The A’s announced they have sold out all available season ticket packages for 2025. But the Giants aren’t about to abandon their many fans here.

“Could people in Sacramento come into the city and go to FanFest at (Oracle Park)?” Giants president of baseball operations Buster Posey said while visiting Sutter Health Park on Saturday. “Yes, but I think it’s a nice touch for the players to make the effort to come here and show these fans that they’re appreciated.”

Undaunted by miserable weather, an estimated crowd of 6,000 Giants fans showed up Saturday and nearly all of them huddled underneath the concourse while trying to stay out of the rain. They waited in line at autograph stations and photo booths. They shopped for orange and black merchandise — you had to search hard to find any A’s apparel — and they assembled under a tent to hear Posey take questions not as a franchise catcher but as the club’s president of baseball operations.

“Coming here is always awesome,” said Webb, who grew up in nearby Rocklin, Calif. “I think the weather was worse last year and there were just as many people. All of Northern California is the Giants. So being able to come to the fans in these places is cool.”

For the second consecutive year, the Giants broke up their FanFest into satellite events in Napa, San Jose and Sacramento. Last winter, the Sacramento stop drew the largest crowds. Saturday’s event, which required fans to apply for a free ticket, was nearly as well attended.

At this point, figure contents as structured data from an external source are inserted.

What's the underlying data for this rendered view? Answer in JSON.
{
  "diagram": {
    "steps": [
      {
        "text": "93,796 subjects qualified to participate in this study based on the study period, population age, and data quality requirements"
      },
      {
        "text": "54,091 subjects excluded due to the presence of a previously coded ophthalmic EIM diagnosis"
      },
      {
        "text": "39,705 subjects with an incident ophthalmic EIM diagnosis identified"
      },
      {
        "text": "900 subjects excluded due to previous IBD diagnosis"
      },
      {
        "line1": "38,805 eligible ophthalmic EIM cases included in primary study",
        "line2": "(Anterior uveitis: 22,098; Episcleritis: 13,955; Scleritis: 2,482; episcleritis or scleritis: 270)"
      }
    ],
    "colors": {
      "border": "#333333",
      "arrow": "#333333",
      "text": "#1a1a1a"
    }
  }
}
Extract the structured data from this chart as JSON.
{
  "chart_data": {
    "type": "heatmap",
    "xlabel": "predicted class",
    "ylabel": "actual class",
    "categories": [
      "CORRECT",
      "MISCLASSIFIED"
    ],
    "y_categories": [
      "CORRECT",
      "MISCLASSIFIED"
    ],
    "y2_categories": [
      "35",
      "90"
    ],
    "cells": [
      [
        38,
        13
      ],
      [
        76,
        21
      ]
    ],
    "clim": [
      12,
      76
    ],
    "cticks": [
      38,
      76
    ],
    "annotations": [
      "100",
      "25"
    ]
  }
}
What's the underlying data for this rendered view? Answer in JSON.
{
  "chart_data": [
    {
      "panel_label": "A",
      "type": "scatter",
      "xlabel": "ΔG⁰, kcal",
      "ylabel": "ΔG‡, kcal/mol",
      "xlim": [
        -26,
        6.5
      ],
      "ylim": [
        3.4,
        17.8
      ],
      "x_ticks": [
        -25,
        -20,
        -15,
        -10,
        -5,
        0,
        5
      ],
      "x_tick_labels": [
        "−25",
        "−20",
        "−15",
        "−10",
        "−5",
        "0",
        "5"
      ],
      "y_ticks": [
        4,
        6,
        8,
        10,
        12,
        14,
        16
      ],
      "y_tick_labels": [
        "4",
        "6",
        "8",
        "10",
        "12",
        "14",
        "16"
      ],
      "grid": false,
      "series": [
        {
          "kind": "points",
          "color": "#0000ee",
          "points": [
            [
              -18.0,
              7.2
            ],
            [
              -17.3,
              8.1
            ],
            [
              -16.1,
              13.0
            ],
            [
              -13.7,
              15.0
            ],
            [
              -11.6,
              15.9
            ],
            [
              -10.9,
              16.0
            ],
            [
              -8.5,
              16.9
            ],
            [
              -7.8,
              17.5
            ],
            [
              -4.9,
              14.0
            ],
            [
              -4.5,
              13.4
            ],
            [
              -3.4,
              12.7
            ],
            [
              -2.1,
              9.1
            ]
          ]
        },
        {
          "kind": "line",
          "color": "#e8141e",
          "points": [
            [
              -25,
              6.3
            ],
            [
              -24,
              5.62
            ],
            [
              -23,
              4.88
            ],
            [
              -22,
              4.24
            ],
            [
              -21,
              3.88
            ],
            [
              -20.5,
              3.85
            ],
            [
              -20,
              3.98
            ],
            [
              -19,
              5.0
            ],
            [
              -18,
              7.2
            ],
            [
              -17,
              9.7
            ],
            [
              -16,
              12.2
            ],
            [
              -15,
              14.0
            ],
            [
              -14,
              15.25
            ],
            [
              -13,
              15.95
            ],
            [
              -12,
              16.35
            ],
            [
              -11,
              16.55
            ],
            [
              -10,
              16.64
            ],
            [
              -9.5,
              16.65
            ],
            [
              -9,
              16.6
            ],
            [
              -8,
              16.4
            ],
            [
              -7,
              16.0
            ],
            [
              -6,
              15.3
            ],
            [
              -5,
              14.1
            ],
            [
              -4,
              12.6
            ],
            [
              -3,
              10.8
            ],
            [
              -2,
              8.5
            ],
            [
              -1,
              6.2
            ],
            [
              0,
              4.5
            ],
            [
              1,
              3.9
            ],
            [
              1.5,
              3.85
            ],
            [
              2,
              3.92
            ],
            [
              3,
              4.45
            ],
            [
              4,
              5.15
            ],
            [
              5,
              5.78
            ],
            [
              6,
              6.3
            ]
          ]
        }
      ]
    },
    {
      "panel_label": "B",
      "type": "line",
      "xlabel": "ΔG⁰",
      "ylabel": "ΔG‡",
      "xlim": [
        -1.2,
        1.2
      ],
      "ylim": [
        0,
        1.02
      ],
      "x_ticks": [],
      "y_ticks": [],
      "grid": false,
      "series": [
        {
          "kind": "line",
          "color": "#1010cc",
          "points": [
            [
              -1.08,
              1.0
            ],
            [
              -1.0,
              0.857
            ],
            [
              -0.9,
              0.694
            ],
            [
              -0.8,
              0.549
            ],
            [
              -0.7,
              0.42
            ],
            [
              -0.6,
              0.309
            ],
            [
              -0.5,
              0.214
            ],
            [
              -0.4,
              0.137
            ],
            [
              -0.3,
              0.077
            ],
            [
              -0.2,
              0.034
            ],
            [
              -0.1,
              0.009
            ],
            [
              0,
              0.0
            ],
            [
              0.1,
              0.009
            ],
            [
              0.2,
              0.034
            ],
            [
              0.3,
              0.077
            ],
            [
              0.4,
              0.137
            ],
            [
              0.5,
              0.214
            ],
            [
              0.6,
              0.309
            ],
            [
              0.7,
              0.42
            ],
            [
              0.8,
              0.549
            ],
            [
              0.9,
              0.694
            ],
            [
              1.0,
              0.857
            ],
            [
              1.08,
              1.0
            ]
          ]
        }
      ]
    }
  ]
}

“When I knew this was one of the three options, I immediately chose this one,” said Fitzgerald, who played in 102 games for the River Cats in 2023 and 14 last season before becoming a breakthrough rookie on the big-league roster. “This is where I know people and fans know me. I didn’t play in San Jose and there’s no team in Napa. So it was a no-brainer to me to come back and see these fans who cheered for me and pulled for me to get called up for so long.”

Fitzgerald said he can’t wait to experience the environment when the Giants visit the A’s over July Fourth weekend.

“This place is pretty exciting when it’s packed,” Fitzgerald said. “I think it’ll be great for the A’s players and the city of Sacramento and hopefully the River Cats, too.”

There will be no shortage of logistical issues to overcome while two teams attempt to share one facility. The River Cats announced last month that they will move one six-game home series to Tacoma, Wash., in June so groundskeepers can resurface the field at Sutter Health Park. That’ll mean three consecutive weeks on the road for the Triple-A team.

“I think everybody is doing the best they can with the situation,” Posey said. “That’s all you can ask for. We know some of the hurdles, but most likely others will pop up. We’ll be ready to work together to solve those.”

The A’s tenancy will serve as an audition of sorts for Sacramento in its bid to snag a permanent franchise. Vivek Ranadivé, who owns the River Cats as well as the NBA’s Sacramento Kings, has made no secret of his desire to bid for a potential expansion team. There also remains plenty of skepticism that the A’s will make Las Vegas happen and that Sacramento won’t be a waystation at all.

Webb said he is certain of one thing: Major League Baseball will be supported in Sacramento.

“There will be fans here all the time watching the A’s,” Webb said. “Sacramento has a really good fan base. Look at the Kings. They have one of the best fan bases in the NBA. I would say the best. It’ll be a shorter drive for baseball fans to see the (New York) Yankees and other teams that come into town. I know Vivek will do everything he can to get a major-league team here, and I’m an advocate for it. I’d love to have a team in Sacramento.”

The River Cats were an A’s affiliate when Webb grew up coming to home games. It’s one of the reasons Webb considered himself an A’s fan even though all his friends rooted for the Giants.

“I’m walking in today and all the bobbleheads are still there: Mark Ellis, Jack Cust, Bobby Crosby, Eric Byrnes — all the A’s players I watched when I came to games here,” Webb said. “There’s definitely more Giants fans here, though.”